Subscriptions, as a route to market, has thrived under lockdown. Is your subs operation performing as well as it should be?

By James Evelegh

Subs are special

The September / October issue of InPublishing magazine was mailed out on Friday. (Not on our mailing list? You can register here, and, if you want, put your home address in the ‘comments’ box when it appears…)

One of the highlights of the issue was our first ‘subs special’ (sponsored) – a twenty page deep dive into one area of publishing that has grown considerably in the past six months.

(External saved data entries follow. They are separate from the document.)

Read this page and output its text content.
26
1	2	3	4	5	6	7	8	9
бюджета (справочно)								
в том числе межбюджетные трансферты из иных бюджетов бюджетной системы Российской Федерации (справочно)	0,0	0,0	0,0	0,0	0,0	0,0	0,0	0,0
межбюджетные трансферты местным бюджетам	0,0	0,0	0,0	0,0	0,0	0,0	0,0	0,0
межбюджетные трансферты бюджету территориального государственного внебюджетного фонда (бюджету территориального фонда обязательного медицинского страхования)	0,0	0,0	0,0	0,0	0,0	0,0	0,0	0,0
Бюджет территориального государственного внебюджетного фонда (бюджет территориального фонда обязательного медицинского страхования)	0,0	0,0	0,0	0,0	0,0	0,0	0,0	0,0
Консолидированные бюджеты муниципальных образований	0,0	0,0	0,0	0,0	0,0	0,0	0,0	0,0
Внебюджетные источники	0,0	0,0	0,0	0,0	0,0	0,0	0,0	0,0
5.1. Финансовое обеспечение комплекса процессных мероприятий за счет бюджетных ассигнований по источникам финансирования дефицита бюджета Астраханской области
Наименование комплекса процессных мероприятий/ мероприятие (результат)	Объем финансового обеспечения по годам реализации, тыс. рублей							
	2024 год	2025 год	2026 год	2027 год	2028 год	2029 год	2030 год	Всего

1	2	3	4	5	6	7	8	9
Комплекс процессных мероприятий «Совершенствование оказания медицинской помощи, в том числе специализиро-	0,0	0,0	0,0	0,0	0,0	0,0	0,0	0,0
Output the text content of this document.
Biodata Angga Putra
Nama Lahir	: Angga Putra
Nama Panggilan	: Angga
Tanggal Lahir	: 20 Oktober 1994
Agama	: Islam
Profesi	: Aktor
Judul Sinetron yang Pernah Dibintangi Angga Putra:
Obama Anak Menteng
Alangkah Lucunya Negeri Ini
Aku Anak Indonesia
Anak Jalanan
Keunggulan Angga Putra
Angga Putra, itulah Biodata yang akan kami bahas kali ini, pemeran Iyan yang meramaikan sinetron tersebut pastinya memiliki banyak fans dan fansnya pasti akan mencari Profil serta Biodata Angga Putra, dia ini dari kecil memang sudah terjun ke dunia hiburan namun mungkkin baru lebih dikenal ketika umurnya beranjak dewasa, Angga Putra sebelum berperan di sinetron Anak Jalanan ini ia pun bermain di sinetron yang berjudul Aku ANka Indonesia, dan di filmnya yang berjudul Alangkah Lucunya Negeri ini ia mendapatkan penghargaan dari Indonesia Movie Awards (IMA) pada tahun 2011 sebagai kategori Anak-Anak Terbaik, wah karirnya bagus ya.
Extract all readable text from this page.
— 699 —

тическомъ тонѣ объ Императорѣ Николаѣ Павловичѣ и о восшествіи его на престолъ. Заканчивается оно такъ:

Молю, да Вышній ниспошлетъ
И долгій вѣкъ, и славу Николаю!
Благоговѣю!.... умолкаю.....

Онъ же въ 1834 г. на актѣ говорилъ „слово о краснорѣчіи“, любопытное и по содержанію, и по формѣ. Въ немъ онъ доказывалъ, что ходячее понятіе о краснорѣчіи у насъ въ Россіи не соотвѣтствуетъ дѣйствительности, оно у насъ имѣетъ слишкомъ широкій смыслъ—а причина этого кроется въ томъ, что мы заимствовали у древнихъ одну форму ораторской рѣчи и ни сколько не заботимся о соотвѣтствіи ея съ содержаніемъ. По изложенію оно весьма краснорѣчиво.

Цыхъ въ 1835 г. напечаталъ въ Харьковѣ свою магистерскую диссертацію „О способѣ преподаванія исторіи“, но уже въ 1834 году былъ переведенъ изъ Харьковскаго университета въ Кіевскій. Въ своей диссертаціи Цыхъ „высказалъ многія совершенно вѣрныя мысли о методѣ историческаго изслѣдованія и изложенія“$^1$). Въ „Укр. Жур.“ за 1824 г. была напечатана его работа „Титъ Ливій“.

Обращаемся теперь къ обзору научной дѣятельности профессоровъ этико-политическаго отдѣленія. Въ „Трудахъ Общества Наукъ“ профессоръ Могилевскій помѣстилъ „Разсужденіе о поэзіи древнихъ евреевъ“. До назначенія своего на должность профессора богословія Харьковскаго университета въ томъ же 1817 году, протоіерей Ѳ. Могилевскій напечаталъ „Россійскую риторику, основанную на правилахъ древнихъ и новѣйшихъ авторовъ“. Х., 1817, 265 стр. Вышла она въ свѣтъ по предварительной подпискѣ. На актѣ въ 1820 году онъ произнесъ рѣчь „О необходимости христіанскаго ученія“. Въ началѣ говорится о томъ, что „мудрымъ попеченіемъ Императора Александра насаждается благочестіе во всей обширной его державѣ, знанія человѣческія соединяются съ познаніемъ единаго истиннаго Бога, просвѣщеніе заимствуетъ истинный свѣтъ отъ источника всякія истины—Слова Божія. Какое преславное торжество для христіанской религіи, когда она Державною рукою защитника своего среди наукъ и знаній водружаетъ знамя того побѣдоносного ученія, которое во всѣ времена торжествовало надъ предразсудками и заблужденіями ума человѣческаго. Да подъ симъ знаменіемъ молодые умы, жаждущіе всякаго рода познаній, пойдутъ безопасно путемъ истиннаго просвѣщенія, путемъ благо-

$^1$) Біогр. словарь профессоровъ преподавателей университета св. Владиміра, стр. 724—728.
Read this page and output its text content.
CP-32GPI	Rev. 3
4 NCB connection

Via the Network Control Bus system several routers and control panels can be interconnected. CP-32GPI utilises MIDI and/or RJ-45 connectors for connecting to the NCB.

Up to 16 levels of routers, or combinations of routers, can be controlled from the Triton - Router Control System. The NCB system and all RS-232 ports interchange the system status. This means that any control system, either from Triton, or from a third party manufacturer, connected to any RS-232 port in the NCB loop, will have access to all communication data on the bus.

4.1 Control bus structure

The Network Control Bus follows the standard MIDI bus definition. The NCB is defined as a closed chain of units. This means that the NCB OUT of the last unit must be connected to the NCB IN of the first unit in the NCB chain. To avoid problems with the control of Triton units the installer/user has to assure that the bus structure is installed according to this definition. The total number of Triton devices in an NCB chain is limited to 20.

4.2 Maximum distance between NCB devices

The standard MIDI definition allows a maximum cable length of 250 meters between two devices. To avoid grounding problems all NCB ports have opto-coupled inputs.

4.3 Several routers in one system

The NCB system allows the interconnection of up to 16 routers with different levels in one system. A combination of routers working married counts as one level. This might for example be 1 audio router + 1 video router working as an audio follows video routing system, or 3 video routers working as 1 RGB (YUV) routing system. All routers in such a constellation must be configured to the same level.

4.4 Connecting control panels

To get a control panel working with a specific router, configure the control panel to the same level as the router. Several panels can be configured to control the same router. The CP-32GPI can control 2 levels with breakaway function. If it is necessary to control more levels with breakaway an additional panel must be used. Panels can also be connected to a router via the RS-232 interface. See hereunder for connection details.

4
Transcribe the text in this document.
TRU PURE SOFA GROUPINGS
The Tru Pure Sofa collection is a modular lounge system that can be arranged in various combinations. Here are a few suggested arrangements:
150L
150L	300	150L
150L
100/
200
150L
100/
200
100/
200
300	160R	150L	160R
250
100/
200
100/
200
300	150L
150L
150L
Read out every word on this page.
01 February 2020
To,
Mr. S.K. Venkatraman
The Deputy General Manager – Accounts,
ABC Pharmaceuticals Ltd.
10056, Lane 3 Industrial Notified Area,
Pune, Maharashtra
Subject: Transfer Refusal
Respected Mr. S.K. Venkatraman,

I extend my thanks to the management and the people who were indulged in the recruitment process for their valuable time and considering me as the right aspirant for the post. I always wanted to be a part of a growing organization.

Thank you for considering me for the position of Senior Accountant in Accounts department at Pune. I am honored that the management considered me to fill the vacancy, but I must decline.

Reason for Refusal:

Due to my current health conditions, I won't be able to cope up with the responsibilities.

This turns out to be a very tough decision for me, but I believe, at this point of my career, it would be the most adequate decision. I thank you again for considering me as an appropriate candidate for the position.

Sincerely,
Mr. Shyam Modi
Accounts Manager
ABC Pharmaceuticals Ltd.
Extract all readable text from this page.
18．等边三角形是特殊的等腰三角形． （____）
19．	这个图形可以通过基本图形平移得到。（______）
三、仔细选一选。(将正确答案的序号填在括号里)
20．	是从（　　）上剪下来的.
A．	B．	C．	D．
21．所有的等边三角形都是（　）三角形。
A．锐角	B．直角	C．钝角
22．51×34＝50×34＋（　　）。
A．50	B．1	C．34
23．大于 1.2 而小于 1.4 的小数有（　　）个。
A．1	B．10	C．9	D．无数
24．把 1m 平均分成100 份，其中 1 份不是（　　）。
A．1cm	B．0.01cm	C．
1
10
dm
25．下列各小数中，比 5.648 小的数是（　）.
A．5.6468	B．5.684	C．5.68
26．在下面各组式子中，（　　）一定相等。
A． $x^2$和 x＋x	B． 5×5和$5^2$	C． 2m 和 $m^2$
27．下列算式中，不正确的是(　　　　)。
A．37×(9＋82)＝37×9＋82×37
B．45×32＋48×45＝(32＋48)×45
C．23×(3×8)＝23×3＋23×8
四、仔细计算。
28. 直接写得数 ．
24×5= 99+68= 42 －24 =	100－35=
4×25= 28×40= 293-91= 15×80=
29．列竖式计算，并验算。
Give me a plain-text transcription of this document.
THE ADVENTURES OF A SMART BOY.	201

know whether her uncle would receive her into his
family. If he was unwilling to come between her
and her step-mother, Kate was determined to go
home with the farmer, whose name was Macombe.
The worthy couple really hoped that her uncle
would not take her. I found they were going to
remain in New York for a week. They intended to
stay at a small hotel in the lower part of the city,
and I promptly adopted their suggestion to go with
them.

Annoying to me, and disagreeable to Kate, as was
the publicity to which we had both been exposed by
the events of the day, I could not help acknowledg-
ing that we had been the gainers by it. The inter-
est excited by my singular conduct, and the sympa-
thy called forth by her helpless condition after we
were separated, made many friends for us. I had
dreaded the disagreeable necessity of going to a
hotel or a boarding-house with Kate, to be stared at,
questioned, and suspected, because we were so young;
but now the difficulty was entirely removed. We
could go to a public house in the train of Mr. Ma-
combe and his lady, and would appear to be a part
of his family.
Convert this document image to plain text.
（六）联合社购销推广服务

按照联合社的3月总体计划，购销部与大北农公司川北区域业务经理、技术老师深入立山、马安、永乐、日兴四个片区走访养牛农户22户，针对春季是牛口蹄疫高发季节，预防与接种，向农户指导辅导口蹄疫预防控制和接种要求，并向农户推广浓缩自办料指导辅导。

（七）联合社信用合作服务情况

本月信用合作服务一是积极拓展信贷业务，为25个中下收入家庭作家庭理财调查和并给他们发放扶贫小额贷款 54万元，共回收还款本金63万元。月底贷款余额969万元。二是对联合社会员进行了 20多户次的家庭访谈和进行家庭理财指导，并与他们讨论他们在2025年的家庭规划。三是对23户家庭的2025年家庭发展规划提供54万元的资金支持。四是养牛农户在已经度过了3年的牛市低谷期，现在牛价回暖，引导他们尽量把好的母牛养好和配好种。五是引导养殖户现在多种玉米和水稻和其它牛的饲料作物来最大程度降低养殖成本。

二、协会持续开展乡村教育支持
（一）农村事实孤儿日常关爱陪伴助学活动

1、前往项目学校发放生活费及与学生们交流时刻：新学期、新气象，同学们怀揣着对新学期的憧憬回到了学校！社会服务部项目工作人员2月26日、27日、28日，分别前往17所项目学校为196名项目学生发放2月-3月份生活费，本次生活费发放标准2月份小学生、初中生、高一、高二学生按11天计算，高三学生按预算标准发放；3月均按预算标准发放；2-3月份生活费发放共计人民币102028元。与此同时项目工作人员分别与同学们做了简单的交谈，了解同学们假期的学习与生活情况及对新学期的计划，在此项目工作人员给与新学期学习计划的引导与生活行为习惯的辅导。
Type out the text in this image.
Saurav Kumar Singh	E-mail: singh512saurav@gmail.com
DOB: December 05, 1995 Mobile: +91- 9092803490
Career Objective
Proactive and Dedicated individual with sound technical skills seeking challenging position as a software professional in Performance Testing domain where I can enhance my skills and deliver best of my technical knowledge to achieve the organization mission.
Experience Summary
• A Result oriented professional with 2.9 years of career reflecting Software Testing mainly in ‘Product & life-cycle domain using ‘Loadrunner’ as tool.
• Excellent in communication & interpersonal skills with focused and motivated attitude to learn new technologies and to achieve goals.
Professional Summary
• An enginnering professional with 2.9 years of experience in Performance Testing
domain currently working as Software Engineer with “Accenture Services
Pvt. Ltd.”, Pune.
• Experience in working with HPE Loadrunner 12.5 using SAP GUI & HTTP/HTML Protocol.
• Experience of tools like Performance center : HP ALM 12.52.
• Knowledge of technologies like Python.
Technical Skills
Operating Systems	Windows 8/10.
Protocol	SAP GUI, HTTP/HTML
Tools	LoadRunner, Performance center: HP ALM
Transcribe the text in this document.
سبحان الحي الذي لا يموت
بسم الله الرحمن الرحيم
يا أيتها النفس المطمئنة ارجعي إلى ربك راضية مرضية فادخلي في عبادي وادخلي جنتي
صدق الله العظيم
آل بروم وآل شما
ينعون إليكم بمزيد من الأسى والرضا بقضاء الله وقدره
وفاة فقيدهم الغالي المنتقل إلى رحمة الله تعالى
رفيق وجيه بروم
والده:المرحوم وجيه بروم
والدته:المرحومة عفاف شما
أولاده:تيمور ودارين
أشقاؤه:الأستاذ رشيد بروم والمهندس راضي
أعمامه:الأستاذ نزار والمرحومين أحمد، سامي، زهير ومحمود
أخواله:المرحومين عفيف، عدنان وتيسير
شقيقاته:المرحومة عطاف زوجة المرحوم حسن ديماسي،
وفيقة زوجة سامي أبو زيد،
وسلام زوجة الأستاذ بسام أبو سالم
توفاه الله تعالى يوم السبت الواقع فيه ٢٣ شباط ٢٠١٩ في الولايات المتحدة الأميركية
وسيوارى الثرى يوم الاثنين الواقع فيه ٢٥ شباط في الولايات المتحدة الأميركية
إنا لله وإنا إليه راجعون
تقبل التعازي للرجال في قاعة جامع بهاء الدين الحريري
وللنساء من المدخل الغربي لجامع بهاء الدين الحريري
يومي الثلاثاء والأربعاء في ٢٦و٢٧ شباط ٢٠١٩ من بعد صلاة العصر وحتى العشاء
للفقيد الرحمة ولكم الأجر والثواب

Here are just a few of the many bits of good advice from the article:

  1. Make it easy: confusing customer journeys are a prime cause of ‘click-away’.
  2. Build a culture of continual incremental improvement for your subs marketing: test, learn, iterate, repeat.
  3. Increase personalisation: a one-size-fits all communication strategy, be it for renewals or any other aspect of subs marketing, is destined to under-perform.
  4. Build engagement and a sense of community amongst your subscribers. Engaged subscribers tend to renew; unengaged ones, err… don’t.
  5. Nail that first communication: a long delay between subscribing and hearing from you or receiving that all-important first issue, saps subscriber enthusiasm.
  6. Your renewal programme should kick in the second they first subscribe.
  7. Put as much resource into renewals as acquisitions.
  8. Work out your KPIs, share them with everyone who needs to know them, and report on them regularly.
  9. Invest in your product. The moment your core brand stops evolving and improving is the moment your subs numbers start to dip, however good your marketing.
  10. Let the lifetime value (LTV) metric be your guide. Everything you do should be informed by LTV considerations.

There’s lots more where that came from in the piece.

I can say, with some confidence, that if you follow all the advice in the feature, your subs will do very well. If you’re already following the advice, you’ll know that already.